Differing Address Standards

As previously mentioned, address standards vary drastically from region to region. To be effective, geocoders must be locally adapted, tested, and tuned. Language has a significant impact on how addresses will be input, and in many regions it is necessary to support many different ways to enter addresses. A geocoder in Germany must know that München and Munich are the same place and understand an address input with the address number before or after the street name, and a postal code either before or after the city name.

Soundex Mismatches

Soundex is not a perfect technology, and there are many proprietary enhancements that could increase its effectiveness in matching an address. Bad matches add processing time and could present the user with unintuitive choices. This is particularly true given that soundex was developed for analyzing surnames, and has been adapted to work with street names.

Static Map Database and Dynamic Communities

Map database releases are typically done two to four times per year, but new roads and buildings are constantly being constructed. Applications that have a central map database and thin clients have the advantage of being more up to date than systems that require map databases on CD, such as the onboard navigation systems common in 2001 and newer cars. Users become frustrated when they are directed to places that don't exist. It is unlikely users will buy and install new CDs four times per year, or that a CD-based navigation system could be released four times per year. Offboard navigation systems that use the mobile network to process spatial requests on a remote server are a better option.

Rural Delivery and Post Office Boxes

Rural delivery and post office boxes present another series of complications for geocoding. Depending on the application, the geographical position found might not be useful if the physical location is required.

Site Address and Billing Address

Ambiguity is possible when a site has both a physical address and a billing address. Certain applications might need the physical address, whereas others require the billing address. A method to distinguish the two is necessary.

Why Is Geocoding Important to Mobile Location Services?

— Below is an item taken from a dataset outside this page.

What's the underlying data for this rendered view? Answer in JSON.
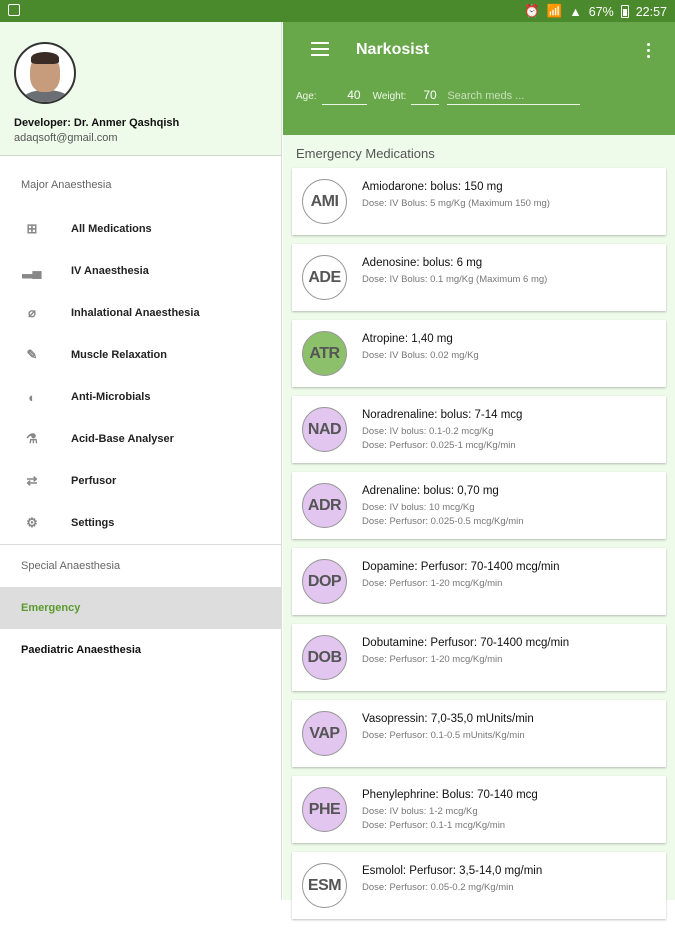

Significant functionality in mobile location services applications depends on being able to accurately pinpoint and direct users to very specific locations. Users save time by relying on the intelligent business logic and the large knowledge bases built into mobile location services systems. However, users have very little patience with systems that direct them to the wrong place. A user might not mind (or know) if a route that has been calculated is the absolute fastest, but the user surely knows when he or she is directed to the wrong place or a place that does not exist. For location services applications to be successful, it is crucial that map data be current and that a high-quality geocoding product is used (and properly integrated if necessary). Equally important is reverse geocoding, the process of taking a geographic position (e.g., projected latitude and longitude calculated by a positioning system) and transforming it into the nearest road segment in the map database. Success in these basic location service functions is the cornerstone for success in developing higher level applications such as real-time traffic.